Erst die von einer zentralen Steuerung zeitlich und räumlich präzise koordinierte und überwachte Kopplung der zum Teil parallel und zum Teil sequenziell ablaufenden Teilprozesse des Positionierens, Zuführens zusätzlicher Fügeelemente, Erwärmens, Spaltfüllens und Andrückens garantierte perfekte Verbindungen. Dementsprechend wurde von den beiden eingesetzten Schweißverfahren, dem CO2-Laserschweißen für die eine und dem Ultraschallschweißen für die andere Längsnaht, jeweils eine hohe Perfektion erwartet und erreicht.

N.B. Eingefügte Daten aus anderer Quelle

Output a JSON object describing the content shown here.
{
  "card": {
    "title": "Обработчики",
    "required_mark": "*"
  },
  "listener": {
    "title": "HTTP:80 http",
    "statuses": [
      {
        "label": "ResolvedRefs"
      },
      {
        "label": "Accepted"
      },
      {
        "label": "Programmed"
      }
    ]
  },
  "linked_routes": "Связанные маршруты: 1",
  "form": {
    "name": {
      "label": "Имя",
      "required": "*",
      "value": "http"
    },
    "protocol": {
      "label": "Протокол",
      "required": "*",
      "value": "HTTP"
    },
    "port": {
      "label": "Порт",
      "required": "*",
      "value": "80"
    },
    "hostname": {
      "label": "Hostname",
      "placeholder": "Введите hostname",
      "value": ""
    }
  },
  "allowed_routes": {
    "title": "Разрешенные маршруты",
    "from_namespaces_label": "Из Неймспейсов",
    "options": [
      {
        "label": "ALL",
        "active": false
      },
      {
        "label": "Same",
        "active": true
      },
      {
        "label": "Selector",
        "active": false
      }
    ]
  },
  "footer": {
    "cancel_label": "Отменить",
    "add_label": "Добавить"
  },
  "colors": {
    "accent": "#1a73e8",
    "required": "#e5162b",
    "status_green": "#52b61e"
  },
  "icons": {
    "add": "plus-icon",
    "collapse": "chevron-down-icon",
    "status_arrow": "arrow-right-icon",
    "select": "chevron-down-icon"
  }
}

Potenziale für den Flugzeugbau

Für die zukünftige Flugzeugproduktion eröffnen die erzielten Ergebnisse eine ganze Reihe neuer Optionen: Damit können vor allem leichte, thermoplastische CFK-Werkstoffe in Verbindung mit werkstoffgerechten Fügeverfahren eingesetzt werden. Anstelle der punktuellen Belastungen der bisher üblichen Nietverbindungen tritt die flächige Kraftübertragung, die gleiche Festigkeiten bei geringeren Wandstärken und damit noch weiter reduziertes Strukturgewicht bzw. höhere Treibstoffersparnis erlaubt. Die Vorintegration der Schalen vor dem Schließen des Rumpfs erleichtert eine automatisierte Prozessführung gegenüber dem Status-Quo erheblich, sodass mit Blick auf die Hochratenproduktion sowohl Zeitbedarf als auch Kosten noch weiter gesenkt werden können.